The event focused on the critical rise of diabetes and obesity in the world.
Baroness Howells is the President of the Windward Islands research and Education Foundation. Professor Gareth Williams, Emeritus professor of Medicine at the University of Bristol and expert on diabetes and obesity, spoke on the challenges of diabetes on a global scale. Professor Harry Rutter of the London School of Tropical Medicine and scientific advisor to Public Health England, spoke about how to combat obesity. Charles Modica, Chancellor of St George University of Grenada, was also present at the Windreff event.
No country on earth has reduced obesity rates in more than three decades
Almost 30 percent of the earth’s population is obese or overweight, a new study Published in The Lancet on May 29, “Global, regional, and national prevalence of overweight and obesity in children and adults during 1980–2013: a systematic analysis for the Global Burden of Disease Study 2013,” was conducted by an international consortium of researchers led by the Institute for Health Metrics and Evaluation (IHME) at the University of Washington. Overweight is defined as having a Body Mass Index (BMI), or weight-to-height ratio, greater than or equal to 25 and lower than 30, while obesity is defined as having a BMI equal to or greater than 30, estimating that this affects about 2.1 billion people.

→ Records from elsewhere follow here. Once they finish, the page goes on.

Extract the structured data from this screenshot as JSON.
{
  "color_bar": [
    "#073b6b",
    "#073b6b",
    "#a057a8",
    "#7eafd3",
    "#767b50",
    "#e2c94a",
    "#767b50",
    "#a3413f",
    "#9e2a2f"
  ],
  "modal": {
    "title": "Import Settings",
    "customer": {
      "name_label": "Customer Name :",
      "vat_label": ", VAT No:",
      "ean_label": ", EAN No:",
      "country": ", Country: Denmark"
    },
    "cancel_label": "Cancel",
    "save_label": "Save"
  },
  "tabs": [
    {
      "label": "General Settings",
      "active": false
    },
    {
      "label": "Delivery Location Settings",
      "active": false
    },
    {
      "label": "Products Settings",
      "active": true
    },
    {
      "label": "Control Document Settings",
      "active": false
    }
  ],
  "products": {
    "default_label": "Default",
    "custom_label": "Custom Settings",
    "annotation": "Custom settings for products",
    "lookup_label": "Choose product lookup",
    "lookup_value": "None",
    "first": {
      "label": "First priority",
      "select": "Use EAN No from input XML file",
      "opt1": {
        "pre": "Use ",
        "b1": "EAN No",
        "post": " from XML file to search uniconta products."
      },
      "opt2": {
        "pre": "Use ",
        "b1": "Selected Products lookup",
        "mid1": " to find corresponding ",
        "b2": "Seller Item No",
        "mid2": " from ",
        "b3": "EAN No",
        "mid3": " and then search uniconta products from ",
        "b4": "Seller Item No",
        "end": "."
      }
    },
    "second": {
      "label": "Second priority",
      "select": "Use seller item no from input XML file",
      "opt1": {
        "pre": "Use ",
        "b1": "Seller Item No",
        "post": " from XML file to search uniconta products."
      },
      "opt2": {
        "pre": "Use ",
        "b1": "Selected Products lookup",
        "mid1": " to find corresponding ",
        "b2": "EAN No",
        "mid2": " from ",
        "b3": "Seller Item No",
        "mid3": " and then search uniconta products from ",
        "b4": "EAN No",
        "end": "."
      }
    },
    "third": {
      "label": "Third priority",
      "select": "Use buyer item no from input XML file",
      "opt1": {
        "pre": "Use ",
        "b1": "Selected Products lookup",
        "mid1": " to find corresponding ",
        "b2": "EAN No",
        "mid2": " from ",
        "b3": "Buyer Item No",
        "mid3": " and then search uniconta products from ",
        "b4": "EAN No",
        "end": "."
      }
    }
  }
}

Obesity rates have increased in countries all over the world, but it’s not an evenly distributed health problem, the Institute for Health Metrics and Evaluation reported on Wednesday.
In the developed world, adult men have higher rates of obesity (defined as having a Body Mass Index of 30 or more) than adult women. In the developing world, the opposite is true.
The prevalence of overweight and obese children and adolescents worldwide has increased by nearly 50 percent since 1980, the study says, and no country on Earth has successfully reduced obesity rates in the last 33 years.
Childhood obesity rates are notably higher in the Middle East and North Africa, particularly among girls.